Before the Thanksgiving holiday, I wrote a post about why you should eat whatever you please on Thanksgiving and not feel guilty about it in any way. The next topic I have a big issue with is the idea of getting back on track after the holiday.
On its surface, this seems like a completely fine message. What's wrong with getting back on track after a weekend of indulgence? Nothing, really. It is more the underlying message: you messed up and you owe payment for your crimes.
The biggest issue with this message is that it presumes to know your goals and what you want out of this time of year. In this video I talk about how trying to start focusing on nutrition during Thanksgiving, a holiday centered on food, is like trying to stop drinking while going to a bar, a location centered on alcohol. It just doesn't make any sense.

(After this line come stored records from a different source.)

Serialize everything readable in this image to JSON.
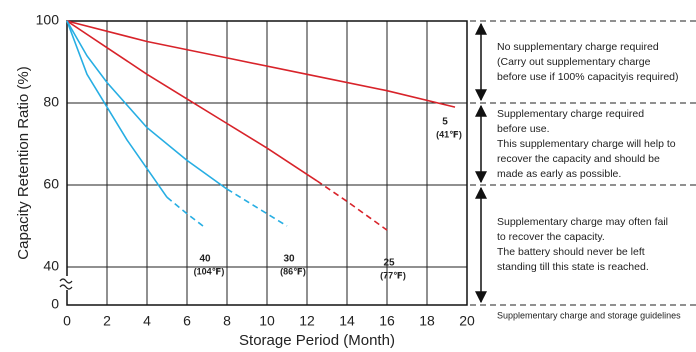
{
  "chart_data": {
    "type": "line",
    "x_label": "Storage Period (Month)",
    "y_label": "Capacity Retention Ratio (%)",
    "xlim": [
      0,
      20
    ],
    "ylim": [
      0,
      100
    ],
    "xticks": [
      0,
      2,
      4,
      6,
      8,
      10,
      12,
      14,
      16,
      18,
      20
    ],
    "yticks": [
      0,
      40,
      60,
      80,
      100
    ],
    "grid": true,
    "series": [
      {
        "name": "5",
        "note": "(41℉)",
        "color": "#d8232a",
        "segments": [
          {
            "line": "solid",
            "x": [
              0,
              4,
              8,
              12,
              16,
              19.4
            ],
            "values": [
              100,
              95,
              91,
              87,
              83,
              79
            ]
          }
        ]
      },
      {
        "name": "25",
        "note": "(77℉)",
        "color": "#d8232a",
        "segments": [
          {
            "line": "solid",
            "x": [
              0,
              2,
              4,
              6,
              8,
              10,
              12.5
            ],
            "values": [
              100,
              93.5,
              87,
              81,
              75,
              69,
              61
            ]
          },
          {
            "line": "dashed",
            "x": [
              12.5,
              14,
              16
            ],
            "values": [
              61,
              56,
              49
            ]
          }
        ]
      },
      {
        "name": "30",
        "note": "(86℉)",
        "color": "#27aee3",
        "segments": [
          {
            "line": "solid",
            "x": [
              0,
              1,
              2,
              4,
              6,
              8
            ],
            "values": [
              100,
              91.5,
              85,
              74,
              66,
              59
            ]
          },
          {
            "line": "dashed",
            "x": [
              8,
              10,
              11
            ],
            "values": [
              59,
              53,
              50
            ]
          }
        ]
      },
      {
        "name": "40",
        "note": "(104℉)",
        "color": "#27aee3",
        "segments": [
          {
            "line": "solid",
            "x": [
              0,
              1,
              2,
              3,
              4,
              5
            ],
            "values": [
              100,
              87,
              79,
              71,
              64,
              57
            ]
          },
          {
            "line": "dashed",
            "x": [
              5,
              6,
              6.8
            ],
            "values": [
              57,
              53,
              50
            ]
          }
        ]
      }
    ],
    "guidelines": [
      {
        "lines": [
          "No supplementary charge required",
          "(Carry out supplementary charge",
          "before use if 100% capacityis required)"
        ]
      },
      {
        "lines": [
          "Supplementary charge required",
          "before use.",
          "This supplementary charge will help to",
          "recover  the capacity and should be",
          "made as early as possible."
        ]
      },
      {
        "lines": [
          "Supplementary charge may often fail",
          "to recover the capacity.",
          "The battery should never be left",
          "standing till this state is reached."
        ]
      }
    ],
    "guidelines_title": "Supplementary charge and storage guidelines"
  }
}
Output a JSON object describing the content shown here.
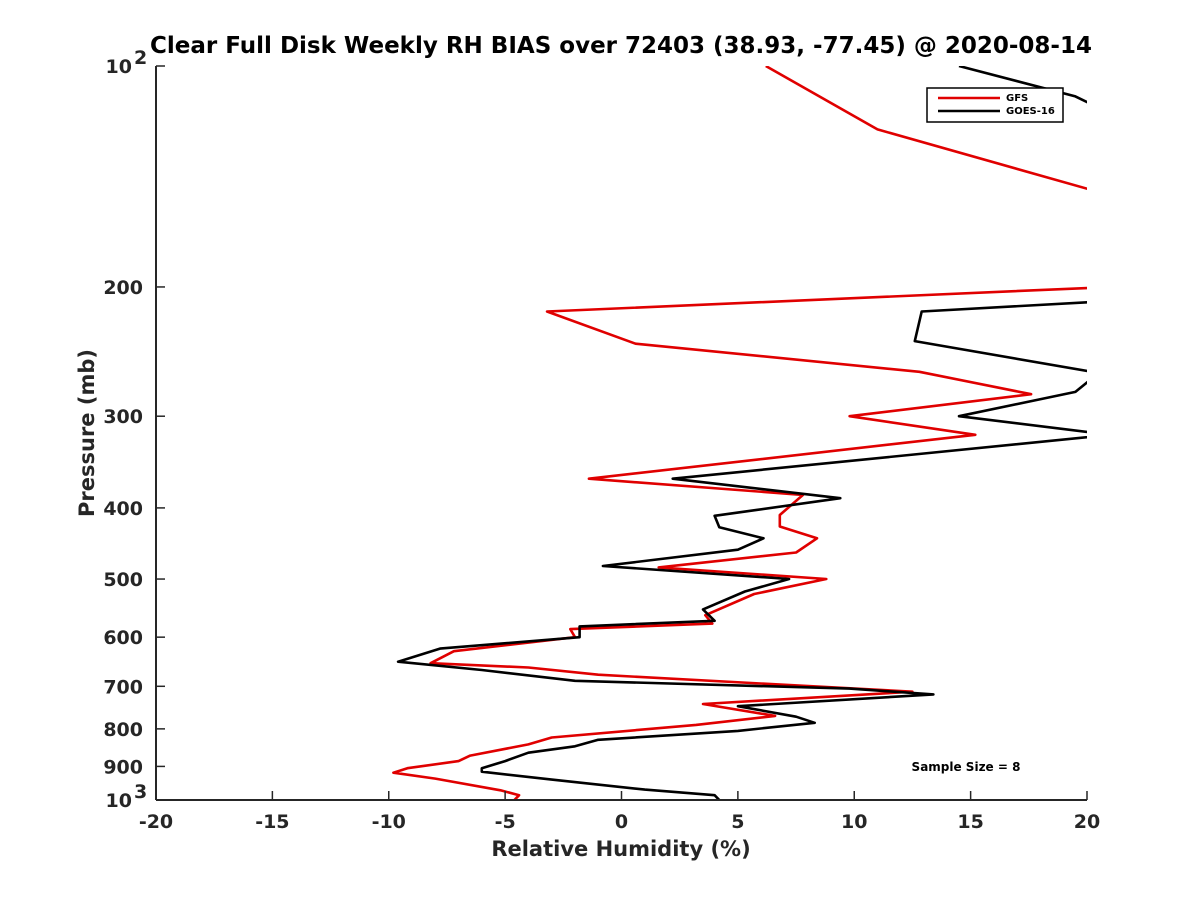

The real question here is if your holiday weekend was truly "off track" - or was it just focused on a different goal? As a personal anecdote, I shared an extra meal and glass of wine with my dad, his wife, and my wife this weekend that my physical health probably didn't need. But you know what? The biggest lesson I learned from losing my mom was that those memories and times are fleeting and should be cherished. That conversation was good for my heart and it was good for my soul. Doesn't that matter for your health, too? It was that rare occurrence in 2019 when no one had their phone, no one was rushing to the "next thing" and we were all just present and enjoying the company. This weekend, my mental health mattered more than my immediate physical health. Which leads to my next point...
For most of the year, my health and fitness goals revolve around staying lean, feeling energized, and improving my performance in workouts and real life. I want to be able to do my own yard work, enjoy water sports in the summer, and be able to be active in any situation. The holiday season is different.
The holidays are the one time per year my family all gets together - and we have some legitimate nostalgia built around the foods at these reunions; I bet you do as well. So my goal for these specific times (Thanksgiving, Christmas, and New Years for my family) are different than my goals the rest of the year. During these weeks, I focus on strong relationships and soaking in the time and memories with my family - like the one I mentioned above.
Now, you may be thinking, "That's strange - is Joe saying I should neglect my health during the holidays?" ABSOLUTELY NOT. I'm saying the exact opposite. Research has shown that having healthy relationships is a leading indicator of long term health. In fact, people with healthy relationships develop healthier habits (such as eating whole, unprocessed food, and exercising), have lower stress levels, and even are more resistant to the common cold. In a strange way, sharing a piece of pie with your grandma may actually help you become your healthiest self. Imagine that.
The reason I hate the "get back on track" message is because it's short sighted and presumes that everyone is trying to stay lean and prioritize their physical health number one throughout the holiday season. The fact is many of you are balancing a huge list of responsibilities throughout the holiday season and adding stress from food guilt about enjoying a holiday cookie with your family is counter intuitive. You don't need to "get back on track"; you need to simply act in accordance with the goal you've put forth for the week. If it's a normal week in December and you don't have a holiday party to attend, then treat it like a normal week in June. Eat healthy. Go to the gym. Get your sleep. And keep in mind that you dropping your physical health habits for a couple of days or weekends during the holidays to fully connect with your family and friends isn't a crime. It's good for your mental health - which in the long run is good for your physical health, too. So don't beat yourself up - you were never "off track" in the first place.